If the operation is binary, all the arguments in pixRasterop() are used, and rasteropLow() is called with 16 arguments:
(16 args) --> rasteropLow(UINT32 *datad, INT32 dpixw, INT32 dpixh, INT32 depth, INT32 dwpl, INT32 dx, INT32 dy, INT32 dw, INT32 dh, INT32 op, UINT32 *datas, INT32 spixw, INT32 spixh, INT32 swpl, INT32 sx, INT32 sy);
At this point, two simple operations are carried out immediately:
The depth of the image is set to 1 and the width is scaled appropriately. The rectangle size and left edge are also scaled. This generalizes the binary rasterop so that it can be used on an image of any depth.
The rectangle is clipped to both the src and dest. This is done to minimize computation and prevent any operation beyond the array bounds. Sun’s rasterop macros used a bit that determined whether or not clipping was enabled, presumably because they were typically “blitting” small character images for which no overflow checking was needed and they were taking all possible measures to save compute cycles. We ignore this flag bit and always clip the rectangle(s).
After width scaling and clipping (if necessary), the left edge alignment of the rectangle in both src and dest are compared. We distinguish three cases:
If they are both aligned on a 32-bit word boundary, the simple function rasteropWordAlignedLow() is called;
Else, if they have the same relative 32-bit alignment, the function rasteropVAlignedLow() is called;
Otherwise, the most general function rasteropGeneralLow() is called.

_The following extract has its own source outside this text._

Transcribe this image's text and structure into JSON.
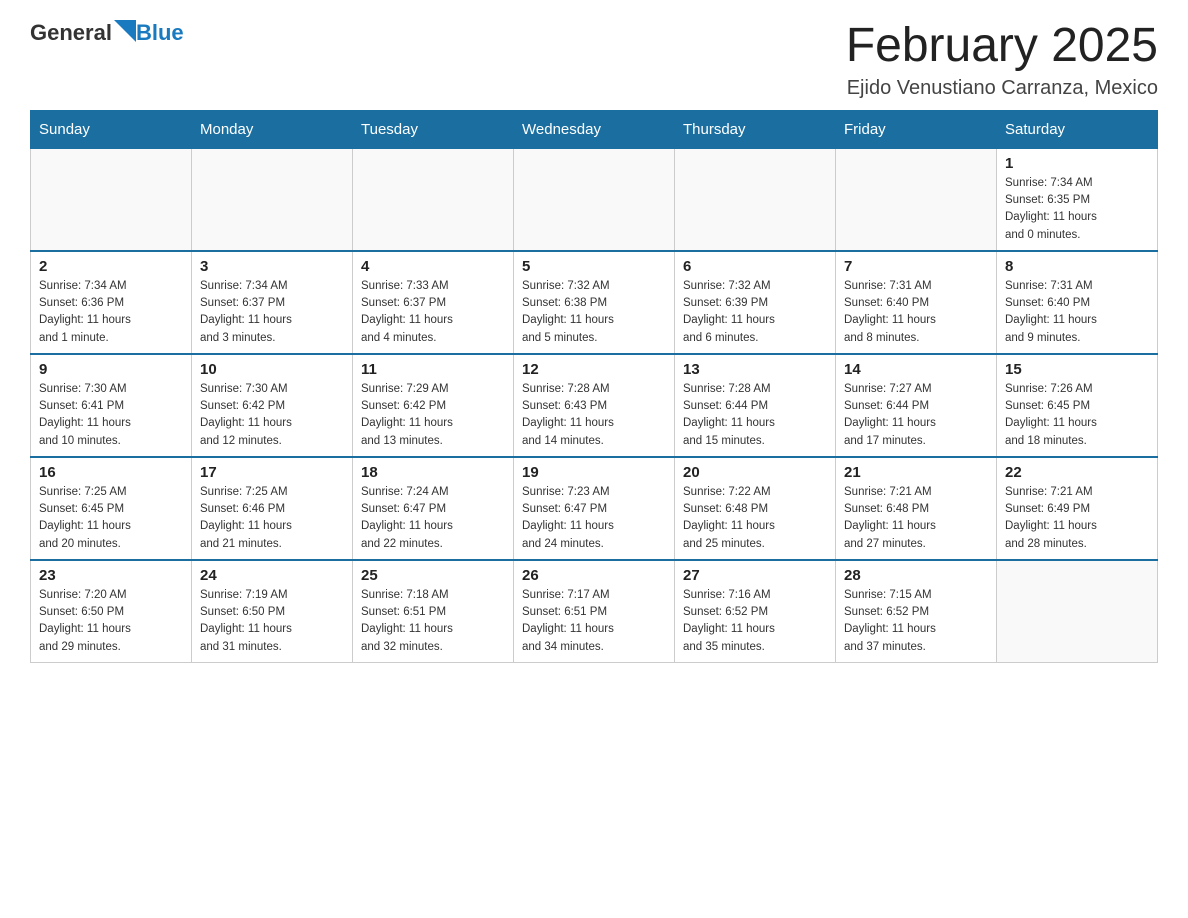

Each of these three functions has the same 11 arguments, e.g.:
(11 args) --> rasteropGeneralLow(UINT32 *datad, INT32 dwpl, INT32 dx, INT32 dy, INT32 dw, INT32 dh, INT32 op, UINT32 *datas, INT32 swpl, INT32 sx, INT32 sy);
Due to the width adjustment and clipping that are performed in rasteropLow(), the low-level function that does all the work, rasteropGeneralLow(), does not need five of the arguments passed to rasteropLow(); namely, the width, height and depth of the dest and the width and height of the src.
Note that because rasteropLow() does width adjustment and clipping, it is safe to call it directly with an arbitrary image depth and un-clipped rectangular regions. It also makes it easier to call these low-level functions using a different high-level shim that uses some other packed image data structure. This separation between high-level functions that use the Pix image data structure and low-level functions that use only built-in C data types makes it much easier to port the low-level functions to applications that use other image data structures.
bpp bits/pixel. A binary image has 1 bpp.
ppi pixels/inch. Yes, this non-metric measure shows our North American provincialism.